Son dönemlerde adını sanını daha önce duymadığımız hoca kılıklı adamlar ortaya çıkmaya başladı. İktidarın yanlışlarına payandalık yapan bu tipler hem cahil halk yığınlarını yönlendirmek hem de İslam’ın temiz yüzünü kirletip insanları dinden soğutmak gibi bir misyona sahip. Rus Büyükelçi Karlov suikastından sonra katil Mevlüt Mert Altıntaş’ın, sohbetlerine gittiği anlaşılan Nurettin Yıldız da bu isimlerden biri. Hatırlarsanız, suikastın üzerindeki sis perdesi kalkmadan 24 Aralık 2016 tarihli Hürriyet gazetesi Karlov’un katili polis memurunun Nurettin Yıldız isimli bir din adamının sohbetlerine devam ettiğini ve ondan etkilendiğini iddia eden bir habere yer vermişti. Habere göre Rus Büyükelçiyi öldüren polis Mevlüt Mert Altıntaş’ın gözaltına alınan ev arkadaşı avukat S.Ö. ve polis S.B. Nurettin Yıldız’ın sohbetlerine katılıyordu. Avukat S.Ö. ile suikastçı Mevlüt Mert Altıntaş Nurettin Yıldız’ın sohbetlerinde tanışmıştı.

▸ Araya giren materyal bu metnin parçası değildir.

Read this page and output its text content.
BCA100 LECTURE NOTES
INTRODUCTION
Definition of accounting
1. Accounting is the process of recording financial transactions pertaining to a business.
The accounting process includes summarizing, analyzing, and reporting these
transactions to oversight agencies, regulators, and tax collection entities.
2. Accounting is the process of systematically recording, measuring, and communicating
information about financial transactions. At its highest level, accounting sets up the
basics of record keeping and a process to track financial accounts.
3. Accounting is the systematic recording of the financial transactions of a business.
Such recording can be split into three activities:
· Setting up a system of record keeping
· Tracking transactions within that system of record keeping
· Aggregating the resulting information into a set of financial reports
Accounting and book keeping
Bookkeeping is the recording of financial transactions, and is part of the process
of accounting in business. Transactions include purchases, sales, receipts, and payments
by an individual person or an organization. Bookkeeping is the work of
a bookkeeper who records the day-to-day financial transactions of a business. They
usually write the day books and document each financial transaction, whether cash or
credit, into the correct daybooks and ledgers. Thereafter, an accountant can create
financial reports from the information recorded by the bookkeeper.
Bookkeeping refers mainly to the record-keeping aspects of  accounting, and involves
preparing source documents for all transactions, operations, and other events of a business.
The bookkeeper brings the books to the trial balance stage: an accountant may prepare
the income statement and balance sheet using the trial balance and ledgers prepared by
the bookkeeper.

Nurettin Yıldız 1960 Trabzon doğumlu bir ilahiyatçı. İlahiyat tahsilini Mekke Ümmü’l-Kurâ Üniversitesi’nde yaptı. Suudi Arabistan’daki tahsilinden sonra döndüğü İstanbul’da camilerde vaizlik yapan ve adı çok da duyulmayan Nurettin Yıldız AKP iktidarı sayesinde tanınan ve bilinen bir isim haline geldi. Hükümetin desteği ile kurduğu Senabil Hizmet ve Kültür Vakfı ile birlikte, birçok sivil toplum örgütünün yönetiminde bulunan Nurettin Yıldız son olarak, Sosyal Doku Derneği’nin kuruluşunu yaptı. AKP iktidarından sonra kendi kurduğu vakıfta her hafta Pazar günleri halka açık sohbetler yapmaya başladı. Bu sohbetlerinde dile getirdiği bazı görüşleri hem toplumun hem de din adamlarının tepkisine sebep oldu. 15 yıldır Türkiye’nin pek çok yerinde yüzlerce seminer ve konferans veren ve aylık 5 dergide (Altınoluk, Ribat, Reyhan, Genç Doku, Elif Elif) düzenli yazılar yazan Nurettin Yıldız Milli Gazete ve Akit gibi gazetelerde de köşe yazıları yazıyor.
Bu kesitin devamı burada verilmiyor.